Intraepithelial tumour infiltrating lymphocytes are associated with absence of tumour budding and immature/myxoid desmoplastic reaction, and with better recurrence-free survival in stages I–III colorectal cancer

Aims: Tumour budding (TB), desmoplastic reaction (DR) and intraepithelial tumour infiltrating lymphocytes (iTILs) are recently recognised prognostic factors in colorectal cancer (CRC).

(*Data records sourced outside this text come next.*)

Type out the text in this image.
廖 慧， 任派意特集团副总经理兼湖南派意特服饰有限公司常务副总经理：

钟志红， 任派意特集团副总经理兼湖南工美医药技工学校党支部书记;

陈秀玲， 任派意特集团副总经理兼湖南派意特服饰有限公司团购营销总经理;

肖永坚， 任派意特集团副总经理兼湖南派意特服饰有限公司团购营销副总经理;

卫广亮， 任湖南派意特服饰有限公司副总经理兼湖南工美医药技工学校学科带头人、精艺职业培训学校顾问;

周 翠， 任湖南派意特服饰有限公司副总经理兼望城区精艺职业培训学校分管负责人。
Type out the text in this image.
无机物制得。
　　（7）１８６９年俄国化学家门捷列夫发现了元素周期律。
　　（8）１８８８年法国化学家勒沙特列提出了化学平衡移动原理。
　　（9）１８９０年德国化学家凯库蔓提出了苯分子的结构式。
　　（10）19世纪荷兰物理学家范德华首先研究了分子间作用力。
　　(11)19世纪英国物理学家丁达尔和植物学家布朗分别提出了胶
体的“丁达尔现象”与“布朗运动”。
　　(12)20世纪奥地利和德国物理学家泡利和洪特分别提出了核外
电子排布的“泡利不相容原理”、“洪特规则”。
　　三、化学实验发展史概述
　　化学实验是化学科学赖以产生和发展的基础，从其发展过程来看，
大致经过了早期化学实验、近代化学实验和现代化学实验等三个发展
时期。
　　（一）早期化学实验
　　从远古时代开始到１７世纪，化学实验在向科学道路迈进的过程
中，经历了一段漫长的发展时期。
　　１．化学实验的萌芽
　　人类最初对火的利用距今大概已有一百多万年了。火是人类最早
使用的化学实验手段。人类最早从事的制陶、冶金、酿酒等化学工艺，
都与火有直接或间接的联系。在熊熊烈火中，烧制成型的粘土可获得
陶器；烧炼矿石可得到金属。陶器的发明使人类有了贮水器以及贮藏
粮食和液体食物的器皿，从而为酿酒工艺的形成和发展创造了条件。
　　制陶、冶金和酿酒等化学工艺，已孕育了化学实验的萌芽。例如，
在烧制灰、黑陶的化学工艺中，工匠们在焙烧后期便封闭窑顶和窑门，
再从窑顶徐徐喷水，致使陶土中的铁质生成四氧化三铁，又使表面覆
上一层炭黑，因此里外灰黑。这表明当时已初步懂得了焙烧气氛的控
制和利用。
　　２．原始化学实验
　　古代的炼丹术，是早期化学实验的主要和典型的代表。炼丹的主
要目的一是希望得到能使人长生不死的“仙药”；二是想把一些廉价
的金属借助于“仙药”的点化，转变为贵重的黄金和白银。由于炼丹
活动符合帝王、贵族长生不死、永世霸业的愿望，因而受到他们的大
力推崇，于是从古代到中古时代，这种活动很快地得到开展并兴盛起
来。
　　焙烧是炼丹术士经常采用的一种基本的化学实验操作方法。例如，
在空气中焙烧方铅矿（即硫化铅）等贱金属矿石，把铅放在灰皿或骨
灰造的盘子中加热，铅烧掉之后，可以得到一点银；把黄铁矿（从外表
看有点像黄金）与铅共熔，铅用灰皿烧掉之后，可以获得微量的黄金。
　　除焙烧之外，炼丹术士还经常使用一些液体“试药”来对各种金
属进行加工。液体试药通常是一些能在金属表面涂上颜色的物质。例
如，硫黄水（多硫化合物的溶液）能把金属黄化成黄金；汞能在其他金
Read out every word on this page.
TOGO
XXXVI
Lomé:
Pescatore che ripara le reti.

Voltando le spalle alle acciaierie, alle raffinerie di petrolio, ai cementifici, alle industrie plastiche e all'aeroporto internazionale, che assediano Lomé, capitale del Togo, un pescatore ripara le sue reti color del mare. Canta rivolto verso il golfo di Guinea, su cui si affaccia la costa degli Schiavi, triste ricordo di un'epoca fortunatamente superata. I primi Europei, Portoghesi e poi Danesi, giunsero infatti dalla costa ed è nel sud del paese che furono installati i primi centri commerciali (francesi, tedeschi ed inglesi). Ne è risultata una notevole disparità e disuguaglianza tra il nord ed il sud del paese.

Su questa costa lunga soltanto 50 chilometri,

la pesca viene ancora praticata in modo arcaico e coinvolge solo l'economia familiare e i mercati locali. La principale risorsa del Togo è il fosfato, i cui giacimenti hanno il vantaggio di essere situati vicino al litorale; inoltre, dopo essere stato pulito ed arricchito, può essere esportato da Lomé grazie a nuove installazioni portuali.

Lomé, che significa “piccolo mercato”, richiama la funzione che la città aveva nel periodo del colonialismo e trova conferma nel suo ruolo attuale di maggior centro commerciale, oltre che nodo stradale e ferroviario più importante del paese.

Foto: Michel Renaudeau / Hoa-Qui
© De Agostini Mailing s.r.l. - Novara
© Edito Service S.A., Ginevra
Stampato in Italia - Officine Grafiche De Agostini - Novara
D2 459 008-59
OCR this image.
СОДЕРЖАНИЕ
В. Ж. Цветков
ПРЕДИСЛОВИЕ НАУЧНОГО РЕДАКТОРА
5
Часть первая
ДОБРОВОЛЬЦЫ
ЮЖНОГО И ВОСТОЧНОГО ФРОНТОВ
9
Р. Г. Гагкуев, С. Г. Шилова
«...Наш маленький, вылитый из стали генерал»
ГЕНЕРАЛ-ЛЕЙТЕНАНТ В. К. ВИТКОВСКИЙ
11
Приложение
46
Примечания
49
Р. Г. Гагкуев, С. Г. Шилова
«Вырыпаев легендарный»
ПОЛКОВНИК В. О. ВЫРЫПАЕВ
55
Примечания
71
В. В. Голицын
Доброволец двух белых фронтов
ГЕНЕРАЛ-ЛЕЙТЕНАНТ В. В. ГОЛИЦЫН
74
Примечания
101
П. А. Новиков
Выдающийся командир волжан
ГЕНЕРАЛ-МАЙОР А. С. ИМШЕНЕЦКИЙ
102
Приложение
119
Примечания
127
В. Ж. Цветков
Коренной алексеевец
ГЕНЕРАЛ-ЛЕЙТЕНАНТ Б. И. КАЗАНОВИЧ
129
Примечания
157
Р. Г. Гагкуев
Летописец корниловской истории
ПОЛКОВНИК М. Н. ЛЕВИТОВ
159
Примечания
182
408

In this study, we evaluated their significance and relationship to each other and their cumulative effect on survival. Methods and results: A total of 372 stages I–III CRC cases from 2013 to 2016 were included. Low TB was identified in 302 (81%) cases, immature/myxoid DR in 67 (18%) cases and iTILs in 130 (35.0%) cases. iTILs was associated with low budding (P = 0.0247), non-myxoid DR (P = 0.0004), poorly differentiated histology (P = 0.0015), absence of perineural invasion (P = 0.0367) and loss of mismatch repair proteins (P = 0.0002). Absence of iTILs and presence of immature/myxoid DR were associated with a worse recurrence-free survival (RFS) [hazard ratio (HR) = 2.191, 95% confidence interval (CI) = 1.232–3.895; and HR = 5.706, 95% CI = 3.632–8.964, respectively]. A competing risk analysis showed statistically significant prognostic groups combining iTILs and TB (P < 0.0001). Cases with iTILs and low TB were associated with better RFS compared to cases without iTILs and with intermediate/high TB (HR = 0.214, 95% CI = 0.109–0.421). Similarly, combining iTILs and DR revealed statistically significant prognostic groups (P < 0.0001). Cases with iTILs and a non-myxoid DR had better RFS compared to cases without iTILs and immature/myxoid DR (HR = 0.113, 95% CI = 0.056–0.230). On multivariate cause-specific analysis, patients’ age (P = 0.0045), iTILs (P = 0.0345), DR (P < 0.0001) and pTNM prognostic groups (P < 0.0001) were associated with RFS. Conclusions: Our study validates the association of iTILs and DR as independent prognostic finding in CRC, and propose a prognostic model using the combinations of iTILs with TB and stromal reaction in CRC.